You pinpoint the reason this is one of my favorite Parker novels.The believable heists that are only as complicated as they have to be are the highlight of this series for me. So the well-crafted heist combined with the way Parker controlled the variables and the greater-than-usual number of men on his string made this one a real pleasure to read."The Score" could just as easily have been called "Management 101 for Career Criminals."
—Jeff
This is the original hard boiled tough guy. Stark (Westlake writing as Stark) boils the essence of a smart no-nonsense tough guy down from the work of the greats that wrote detective and crime fiction before him, and created Parker. Forget the movies you may have seen - be they timeless classics or modern dreck - and do yourself a favor and read these.
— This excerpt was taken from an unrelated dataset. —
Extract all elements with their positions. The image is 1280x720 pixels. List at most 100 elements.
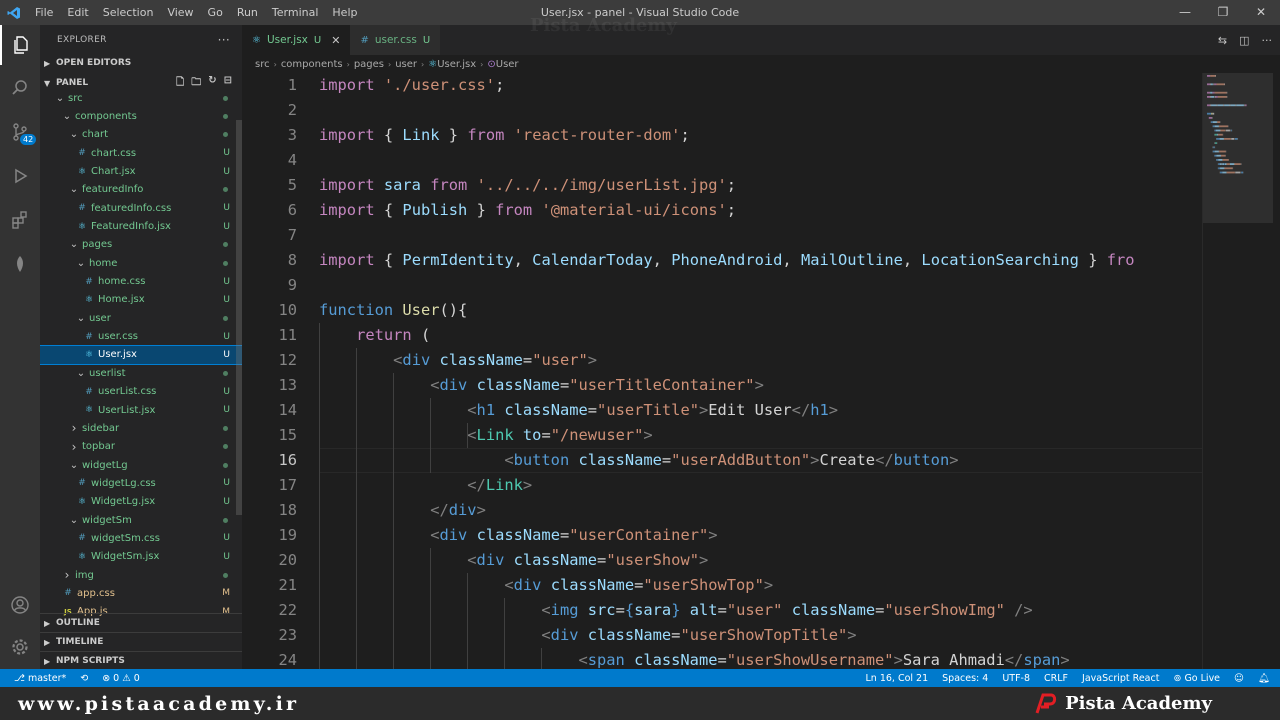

If you like crime fiction you have to check these books out. The Chicago Press has re-released them in sharp stylish new paperbacks that are inexpensive and look great. Perfect reading for a single afternoon: they are short, fun and really pop. They are like Pringles: I bet you can't read just one.
—Alex
Master thief and anti-hero Parker is getting antsy and bored. So when the call comes offering him a chance to head up to Jersey City to hear about a potential job he takes it. And what a job it is - the plan is to immobilize an entire small North Dakota town and rob it blind. Even for somebody like Parker, who has ice water in his veins, this is an audacious plan. Can a dozen men really take out an entire town and get away with the loot? This was another exciting fast-paced Parker adventure, Stark (aka Donald Wastlake) takes us through the planning, the heist and then the moment it all goes pear-shaped. Parker is such a refreshing character because he has no pretenses or morals that get in the way of the crackling plot. The plot is fast paced and the dialogue is sharp and fun. It's easy to see how the series lasted as long as it did, with the wealth of detail and Stark's mastery of the form.